I Ricordi di zia Maria
capitolo 3
Siccome non si trovavano case, non mi ricordo bene come mio marito ingontrò questo nuovo lavoro che era di fare il guardiano a una casa chinta. Si trattava di una casa scialè che i signorotti argentini ci avevano fuori città per passare il fine settimana con gli amici. Ci stava la casa con tutte le comodità per loro mentre la nostra stava un poco più distante, una stanzetta piccolina e un’altra pure piccolina, una la stanza da letto e una la cucina, più in là un bagno solo con un buco, non ci si poteva neanche sedere. Ci avevamo una vacca, un cavalluccio, si chiamava Poni, un cane legato e un gallinaio con quasi cento galline. La sera quando si andava a dormire ci mangiavano le zanzare, erano una specie piccoline, si chiamavano moschigli. Che cambio, no? Peggio di come stavo in Italia.

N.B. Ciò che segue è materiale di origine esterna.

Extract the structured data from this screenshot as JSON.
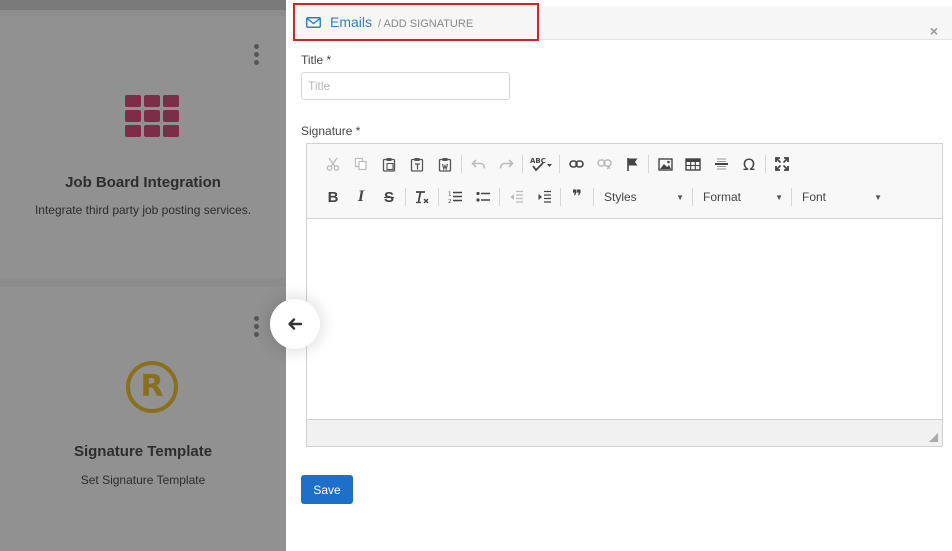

Intanto io rimbiangevo ogni giorno la mia casetta vicino al ruscello del mio paese. Però eravamo giovani, ci dovevamo abbituare alla nuova vita in un nuovo paese dove ci sono le strade larghe e le casette piccole, perché grandi non si potevano fare, non c’era possibilità. Però nel centro della città ci sono pure qualche crattacielo, no come l’America del nord, qualcuno ce n’è pure nell’America del sud. Mio padre quando mi salutò che me ne partivo per l’America mi disse: «Figlia mia, ti auguro buona fortuna, però stai andando a un’America poverella!» Aveva ragione.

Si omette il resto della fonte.